Dessa forma, o autor alemão crê que é dever do jurista reconhecer a finitude e
imperfeição do Direito estatal, assumindo, por decorrência lógica, a existência de suas
lacunas. Kantorowicz se coloca em clara oposição aos ditames famigerado art. 4o do
Código Civil francês que permite a condenação do juiz por negação de justiça caso este
se recuse a julgar em razão do silêncio da lei.
Ao mesmo tempo em que sustenta a imperfeição do Direito estatal,
Kantorowicz reconhece a existência de outro Direto, aquele que resolveu chamar de
Direito Livre (Freies Rechts). Em sua concepção, o Direito Livre é uma releitura do
Direito Natural no séc. XX, uma vez que se opõe ao Direito estatal de contornos formal
e legalista. Nesse ínterim, o mestre faz questão de afastar sua doutrina dos autores
jusnaturalistas clássicos como Pufendorf, Wolff e Beccaria. Entretanto, não é preciso ao
enunciar qual seria o conteúdo e onde exatamente residiria a fonte de seu novo Direito
Natural, o Direito Livre.
Em um primeiro momento, deve o julgador pesquisar se há solução no direito
consuetudinário. Caso este não apresente resposta suficiente deve proceder a uma
razoável ponderação do caso como se legislador fosse, atingindo uma decisão com base
em seu senso de justiça (Rechtsgefiihl). É nesse momento que se torna célebre a
doutrina da Escola do Direito Livre, justamente por pregar a liberdade do julgador em
proferir uma decisão com base em sua própria consciência.

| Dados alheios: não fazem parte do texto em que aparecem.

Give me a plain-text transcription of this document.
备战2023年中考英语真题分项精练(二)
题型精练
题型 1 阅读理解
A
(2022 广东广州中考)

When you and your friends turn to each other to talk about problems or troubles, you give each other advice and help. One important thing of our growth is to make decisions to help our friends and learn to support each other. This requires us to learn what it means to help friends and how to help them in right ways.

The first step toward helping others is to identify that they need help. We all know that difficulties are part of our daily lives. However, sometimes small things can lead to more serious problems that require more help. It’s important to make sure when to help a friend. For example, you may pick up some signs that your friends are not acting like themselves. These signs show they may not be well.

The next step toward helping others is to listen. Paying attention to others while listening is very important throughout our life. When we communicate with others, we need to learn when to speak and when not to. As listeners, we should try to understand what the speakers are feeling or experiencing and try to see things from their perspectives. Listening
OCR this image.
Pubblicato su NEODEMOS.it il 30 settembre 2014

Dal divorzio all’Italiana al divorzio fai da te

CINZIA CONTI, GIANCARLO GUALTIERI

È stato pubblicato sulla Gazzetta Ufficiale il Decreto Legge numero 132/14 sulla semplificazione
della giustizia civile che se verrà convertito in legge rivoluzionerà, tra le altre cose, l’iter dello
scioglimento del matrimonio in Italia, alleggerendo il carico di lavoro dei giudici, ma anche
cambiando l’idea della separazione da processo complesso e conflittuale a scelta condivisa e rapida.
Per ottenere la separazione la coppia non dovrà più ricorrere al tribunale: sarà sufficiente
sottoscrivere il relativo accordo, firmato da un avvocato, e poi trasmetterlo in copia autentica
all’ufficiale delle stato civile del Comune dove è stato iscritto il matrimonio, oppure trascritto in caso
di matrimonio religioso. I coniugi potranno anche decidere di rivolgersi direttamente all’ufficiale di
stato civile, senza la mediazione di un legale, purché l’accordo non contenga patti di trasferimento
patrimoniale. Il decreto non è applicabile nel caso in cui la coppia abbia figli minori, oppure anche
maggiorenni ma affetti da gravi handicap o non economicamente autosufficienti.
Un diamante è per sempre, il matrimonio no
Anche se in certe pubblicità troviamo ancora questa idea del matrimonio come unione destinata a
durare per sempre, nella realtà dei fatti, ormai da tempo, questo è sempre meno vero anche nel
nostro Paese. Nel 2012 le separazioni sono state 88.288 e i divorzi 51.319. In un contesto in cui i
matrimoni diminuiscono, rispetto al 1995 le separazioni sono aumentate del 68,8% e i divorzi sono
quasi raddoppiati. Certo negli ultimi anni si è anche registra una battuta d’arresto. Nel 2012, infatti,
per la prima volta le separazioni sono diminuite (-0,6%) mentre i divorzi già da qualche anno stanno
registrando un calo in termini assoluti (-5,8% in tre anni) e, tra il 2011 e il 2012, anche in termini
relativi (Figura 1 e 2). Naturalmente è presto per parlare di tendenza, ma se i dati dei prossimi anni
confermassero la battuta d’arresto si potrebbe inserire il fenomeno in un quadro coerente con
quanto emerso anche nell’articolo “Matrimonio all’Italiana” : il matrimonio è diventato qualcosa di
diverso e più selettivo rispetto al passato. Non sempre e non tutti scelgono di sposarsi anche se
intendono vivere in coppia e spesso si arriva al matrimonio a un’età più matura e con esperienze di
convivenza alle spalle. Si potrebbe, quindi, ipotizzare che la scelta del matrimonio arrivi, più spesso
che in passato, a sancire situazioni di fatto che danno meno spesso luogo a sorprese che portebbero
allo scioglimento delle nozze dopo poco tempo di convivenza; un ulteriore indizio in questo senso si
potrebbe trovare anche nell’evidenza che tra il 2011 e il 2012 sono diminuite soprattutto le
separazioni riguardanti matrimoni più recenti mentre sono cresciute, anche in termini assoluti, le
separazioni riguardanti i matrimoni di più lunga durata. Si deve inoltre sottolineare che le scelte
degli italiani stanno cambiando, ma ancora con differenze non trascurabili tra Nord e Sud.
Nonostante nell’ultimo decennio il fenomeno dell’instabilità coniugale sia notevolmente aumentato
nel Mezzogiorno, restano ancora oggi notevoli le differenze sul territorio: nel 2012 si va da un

Escola da Jurisprudência de Interesses /Método teleológico

Nos finais do séc. XIX, o jurista alemão Rudolf Von Ihering escreveu as obras
Der Kampf ums Rechte e Der Zweck im Recht'\ nas quais realiza uma incisiva crítica ao
modelo lógico-dedutivo e apresenta uma concepção de Direito com forte apego à
finalidade de suas normas.
De acordo com Ihering o Direito nasce da luta cotidiana que a sociedade trava
em seu interior, sendo a lei uma conquista árdua do homem que visa à preservação da
paz no seio da comunidade. Desse modo, o Direito deve ser concebido a partir de sua
realização prática, do resultado que visa a produzir empiricamente. Contrapõe-se assim
à ordem de comandos abstratos que impregnava o pensamento jurídico vinculado à
Jurisprudência Conceitual. A norma jurídica não é um fim em si mesma, mas uma
disposição que conduz a uma finalidade. Esta finalidade, no limite, é sempre a da
preservação social.
Para a teoria de Ihering, um componente que condiciona a teleologia da lei são
as condições sociais existentes em determinado momento histórico. Por exigir uma
aplicação legal atrelada aos efeitos concretos na realidade, a interpretação deveria
necessariamente conhecê-las, sendo elas de três tipos: extrajurídicas, jurídicas e mistas.
Posteriormente, com base no método teleológico, surgiu a Escola da Jurisprudência de
Interesses, cujo expoente maior foi Philipp Heck, jusfilósofo alemão que abraçou a
concepção jurídico-pragmática. Para essa escola, o Direito é construído para a
concretização de interesses, vistos estes como desejos e aspirações existentes na
sociedade.
Desse modo, toda norma também possui um interesse em seu bojo, sendo
trabalho do jurista realizar uma hermenêutica de cunho metodológico histórico que
encontre o sentido que orientou a lei, não como uma vontade subjetiva do legislador,
mas como seu elemento prático determinante, seu interesse causal.